Because all of this is only in kernel memory, all auth caches are lost if the system reboots. Thus on fileserver reboot all clients are revalidated for all filesystems on a rolling basis, as each client tries to do NFS to each filesystem that they have mounted. This may provoke a storm of revalidations after the reboot of a popular fileserver with a bunch of clients.
The cache is populated by upcalling to mountd on hopefully infrequent
demand (through mechanisms that are beyond the scope of this entry). If
mountd answers properly its answer of the moment, whatever that is,
gets cached. There are presumably timeout and load limits on these
upcalls, but I don't understand (Open)Solaris code well enough yet to
find them. (I hope that more than one upcall can be in progress at
once.)
Sidebar: Getting cache stats
This is for the benefit of people (such as me) poking around with
mdb -k. The internal NFS server auth cache stats are in
three variables: nfsauth_cache_hit, nfsauth_cache_miss, and
nfsauth_cache_reclaim, which counts how many times a reclaim
has been done (but not how many entries have been reclaimed).
To see them (in hex) one uses the mdb command:
nfsauth_cache_hit ::print
The code for most of this is in nfs_auth.c in
usr/src/uts/common/fs/nfs; see also nfs_export.c, which has the
overall NFS server export list.
2010-03-07
Why I don't expect third-party support for OpenSolaris
One of the common reactions to Oracle's potentially ambivalent attitude towards providing OpenSolaris support is that since OpenSolaris is open source, third parties can spring up to provide support for it even if Oracle doesn't. However, I'm fairly pessimistic about the chances of this; even if OpenSolaris itself becomes reasonably popular, I don't think that we'll ever see an OpenSolaris equivalent of Red Hat or Canonical.
There's two reasons for this. One of them is the difference between forking code and merely supporting it, which comes down to your ability to get your bugfixes accepted upstream. My impression to date is that in practice there are relatively few outside contributors to OpenSolaris and that it is hard to get changes accepted upstream. This pushes anyone attempting to do OpenSolaris support towards de facto forking OpenSolaris, which is expensive and thus makes you unprofitable.
(Some casual searching didn't turn up any information about the rate of outside contributions to OpenSolaris that's more recent than 2008, when the news wasn't good. Certainly the OpenSolaris repository shows very little signs of contributions from outside developers, and there is no sign that the practices described in 2008 have changed much. Note that pushing changes upstream is hard at the best of time; you can imagine how much worse this gets if the upstream is not really interested in the whole business of outside contributions, especially if something is going to require significant amounts of effort and time from upstream developers.)

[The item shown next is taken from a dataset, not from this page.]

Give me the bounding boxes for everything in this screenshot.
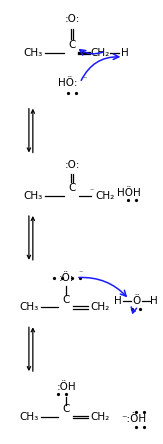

The other reason is more subtle. In order to really support code, you must have good programmers who understand it. With Sun not really being very enthusiastic about outside contributions, there are not many people like that outside of Sun (or, well, outside of Sun before Oracle took over and people started leaving). In addition, your good OpenSolaris programmers are probably going to face the constant temptation of taking a job with Oracle where they can actually work directly on OpenSolaris; the better they are and the more passionate about OpenSolaris they are, the higher the temptation. The less expert your programmers are the less attractive your support is, since you can't diagnose and fix people's problems as fast or as well.
(And if you can find good expert OpenSolaris programmers right now it's pretty likely that they're quite passionate, given the obstacles to acquiring that expertise.)